Working freelance has its advantages, most notably convenience and flexibility. Some want to spend more time with their families, and others even travel the world while freelancing, which is much harder to do when one is tied to a job in a specific office. While estimates vary, some analysts predict a compound annual growth rate (CAGR) of 16.2% through 2027.

But why think Fiverr could be one of the main beneficiaries?

Here's why. The company has already built a reputation as one of the largest freelancing platforms. It ended 2022 with 4.3 million active buyers, an increase of 1% year over year. The more its ecosystem grows, the more attractive it becomes to future freelancers and businesses. That is, the value of Fiverr's platform increases as more people use it, an example of the network effect.

Last year, Fiverr's revenue increased by 13.3% year over year to $337.4 million, a much slower top line growth than in previous years.

Chart showing Fiverr's annual YoY revenue growth falling since 2021.

FVRR Revenue (Annual YoY Growth) data by YCharts

However, the company made progress elsewhere. Fourth-quarter spending per buyer of $262 climbed 8% compared to the same period in 2021. Fiverr isn't profitable yet. Its net loss per share of $1.94 in 2022 worsened compared to the $1.81 reported in 2021. And its slower revenue growth rate last year and likely this year, coupled with the red ink on the bottom line, could make it vulnerable in the short run.

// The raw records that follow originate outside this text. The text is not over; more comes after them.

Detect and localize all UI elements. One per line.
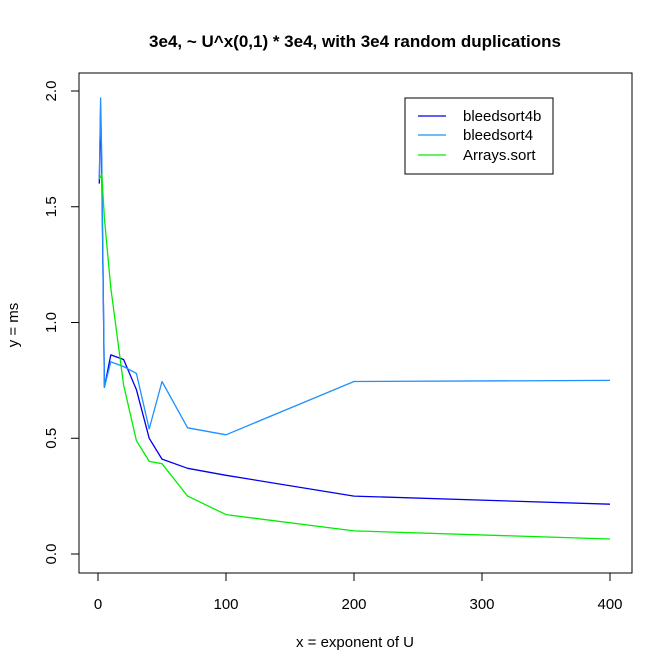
y-tick-label: 0.5 [43,428,60,449]
y-axis: 0.0 0.5 1.0 1.5 2.0 [43,81,80,565]
x-tick-label: 300 [469,596,494,613]
x-tick-label: 200 [341,596,366,613]
y-axis-label: y = ms [5,303,22,348]
x-axis: 0 100 200 300 400 [94,572,623,613]
legend: bleedsort4b bleedsort4 Arrays.sort [404,97,554,175]
y-tick-label: 1.5 [43,196,60,217]
x-axis-label: x = exponent of U [296,634,414,651]
series-line-arrays-sort [98,173,611,540]
y-tick-label: 2.0 [43,81,60,102]
legend-box [404,97,554,175]
x-tick-label: 400 [597,596,622,613]
y-tick-label: 1.0 [43,312,60,333]
series-lines [98,97,611,540]
x-tick-label: 0 [94,596,102,613]
legend-label-arrays-sort: Arrays.sort [463,147,536,164]
series-line-bleedsort4 [98,97,611,436]
chart-title: 3e4, ~ U^x(0,1) * 3e4, with 3e4 random d… [149,32,561,51]
x-tick-label: 100 [213,596,238,613]
legend-label-bleedsort4b: bleedsort4b [463,108,541,125]
legend-label-bleedsort4: bleedsort4 [463,127,533,144]
y-tick-label: 0.0 [43,544,60,565]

The good news is that management is focusing on cutting costs to increase efficiency and profitability. And with a $247 billion total addressable market, Fiverr's long-term prospects look strong. Even grabbing 1% of that total in the next decade would allow the company's top line to clock in a CAGR of about 22% through this period.

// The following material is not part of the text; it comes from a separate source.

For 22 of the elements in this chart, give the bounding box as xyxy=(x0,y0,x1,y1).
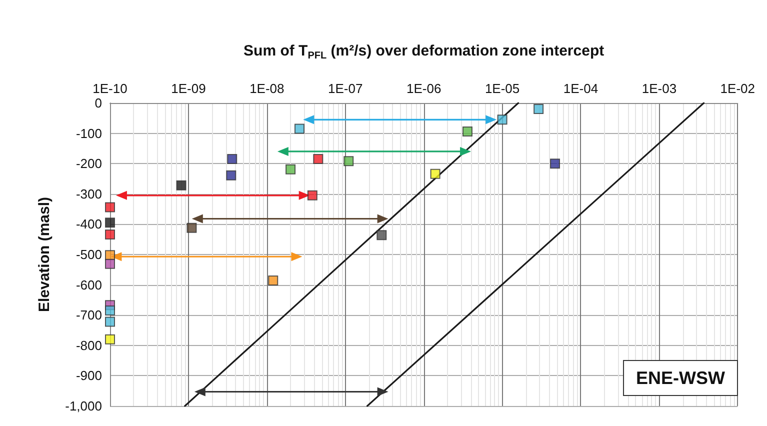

Those kinds of results can allow Fiverr to deliver market-beating returns along the way.

2. PayPal 

PayPal is helping drive digital payments adoption. This industry is in high growth mode, thanks partly to the increasing importance of the e-commerce industry. It generates money through the various fees it charges to facilitate transactions. PayPal's revenue and earnings will continue to rise as long as its services' usage grows, and that is precisely what has happened historically for the company.

For instance, between 2015 and 2022, PayPal's active accounts grew at a CAGR of 14% to 435 million. The company's total payment volume (TPV), the dollar value of all transactions conducted on its platform, clocked in a CAGR of 24%, ending 2022 at a massive $1.36 trillion. And PayPal's revenue in 2022 was $27.5 billion, which expanded at a CAGR of 16% in this period.

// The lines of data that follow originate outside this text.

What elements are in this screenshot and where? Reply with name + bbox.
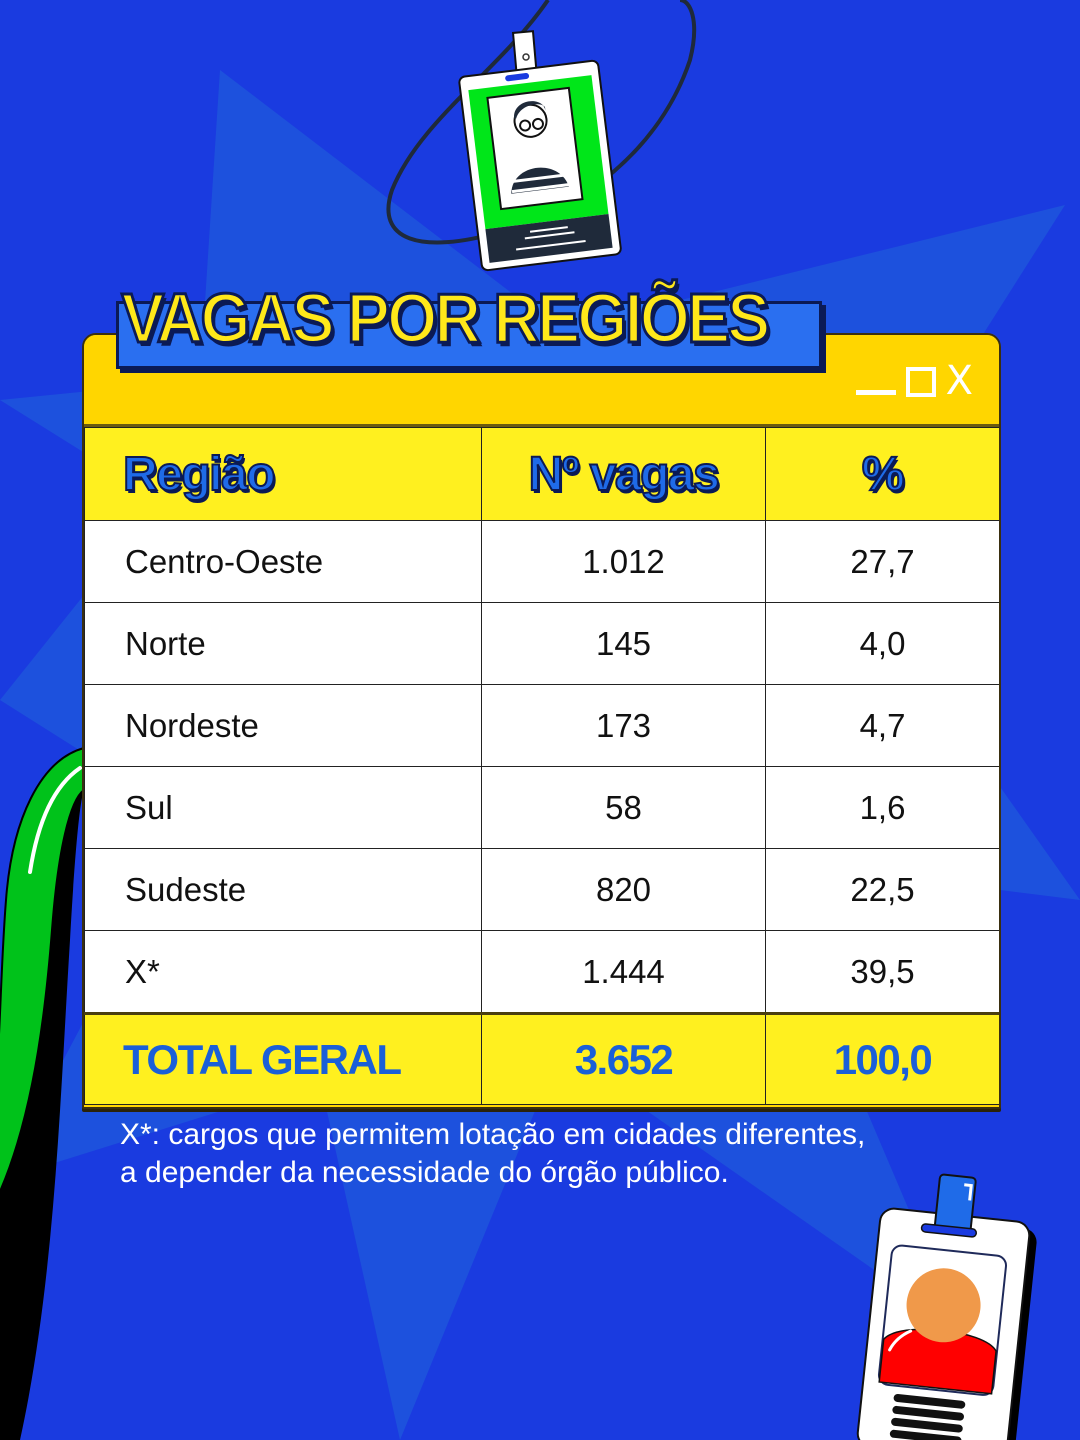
header-percent: % bbox=[765, 427, 999, 521]
cell-vagas: 145 bbox=[481, 602, 766, 685]
cell-vagas: 173 bbox=[481, 684, 766, 767]
id-badge-bottom-right bbox=[856, 1173, 1037, 1440]
table-total-row: TOTAL GERAL 3.652 100,0 bbox=[84, 1012, 999, 1105]
cell-percent: 22,5 bbox=[765, 848, 999, 931]
footnote-line-1: X*: cargos que permitem lotação em cidad… bbox=[120, 1118, 866, 1151]
green-tube-decoration bbox=[0, 746, 85, 1440]
title-backplate bbox=[116, 301, 822, 369]
maximize-icon[interactable] bbox=[905, 367, 936, 397]
window-controls: X bbox=[855, 358, 973, 404]
header-regiao: Região bbox=[84, 427, 482, 521]
table-row: Centro-Oeste 1.012 27,7 bbox=[84, 520, 999, 603]
cell-percent: 39,5 bbox=[765, 930, 999, 1014]
page-title-block: VAGAS POR REGIÕES bbox=[114, 279, 824, 369]
cell-percent: 4,0 bbox=[765, 602, 999, 685]
footnote: X*: cargos que permitem lotação em cidad… bbox=[120, 1116, 1020, 1192]
lanyard-badge-top bbox=[386, 0, 697, 272]
close-icon[interactable]: X bbox=[945, 358, 973, 404]
cell-vagas: 58 bbox=[481, 766, 766, 849]
cell-region: X* bbox=[84, 930, 482, 1014]
cell-vagas: 1.444 bbox=[481, 930, 766, 1014]
table-row: Sudeste 820 22,5 bbox=[84, 848, 999, 931]
table-row: Sul 58 1,6 bbox=[84, 766, 999, 849]
table-header-row: Região Nº vagas % bbox=[84, 427, 999, 521]
cell-region: Sudeste bbox=[84, 848, 482, 931]
total-vagas: 3.652 bbox=[481, 1012, 766, 1105]
cell-vagas: 1.012 bbox=[481, 520, 766, 603]
table-window: X Região Nº vagas % Centro-Oeste 1.012 2… bbox=[82, 333, 1001, 1109]
table-row: X* 1.444 39,5 bbox=[84, 930, 999, 1014]
minimize-icon[interactable] bbox=[855, 390, 896, 395]
cell-percent: 27,7 bbox=[765, 520, 999, 603]
table-row: Norte 145 4,0 bbox=[84, 602, 999, 685]
table-row: Nordeste 173 4,7 bbox=[84, 684, 999, 767]
vacancies-table: Região Nº vagas % Centro-Oeste 1.012 27,… bbox=[84, 427, 999, 1105]
cell-region: Sul bbox=[84, 766, 482, 849]
page-title: VAGAS POR REGIÕES bbox=[120, 279, 772, 357]
cell-vagas: 820 bbox=[481, 848, 766, 931]
cell-region: Norte bbox=[84, 602, 482, 685]
cell-percent: 1,6 bbox=[765, 766, 999, 849]
total-percent: 100,0 bbox=[765, 1012, 999, 1105]
footnote-line-2: a depender da necessidade do órgão públi… bbox=[120, 1156, 729, 1189]
cell-region: Centro-Oeste bbox=[84, 520, 482, 603]
cell-percent: 4,7 bbox=[765, 684, 999, 767]
header-num-vagas: Nº vagas bbox=[481, 427, 766, 521]
cell-region: Nordeste bbox=[84, 684, 482, 767]
total-label: TOTAL GERAL bbox=[84, 1012, 482, 1105]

However, that's the past, and it is no guarantee of future results. Fortunately, there are good reasons to believe that PayPal can continue down that path. 

PayPal benefits from a competitive edge thanks to its strong brand name and network effect. The company is the most accepted digital wallet among the 1,500 largest retailers in North America and Europe, with 79% adopting PayPal as a payment method. As more businesses join its ecosystem, it attracts more customers, and vice versa. That dynamic will serve the company well as the digital payments revolution marches on.

PayPal has underperformed the market over the past year, largely due to the challenging economy and difficult year-over-year comparisons. The growth rate of its revenue, TPV, and number of active accounts are down compared to 2021. But as the company's growth between 2015 and 2022 shows, zooming out and considering PayPal's trend over a more extended period than just a couple of years helps paint a very different picture. 

PayPal's key metrics should maintain their momentum over the long run, with the company's financial results fueling much better performances on the stock market than what it has shown in the past 12 months. That makes its shares a buy, especially at its current levels.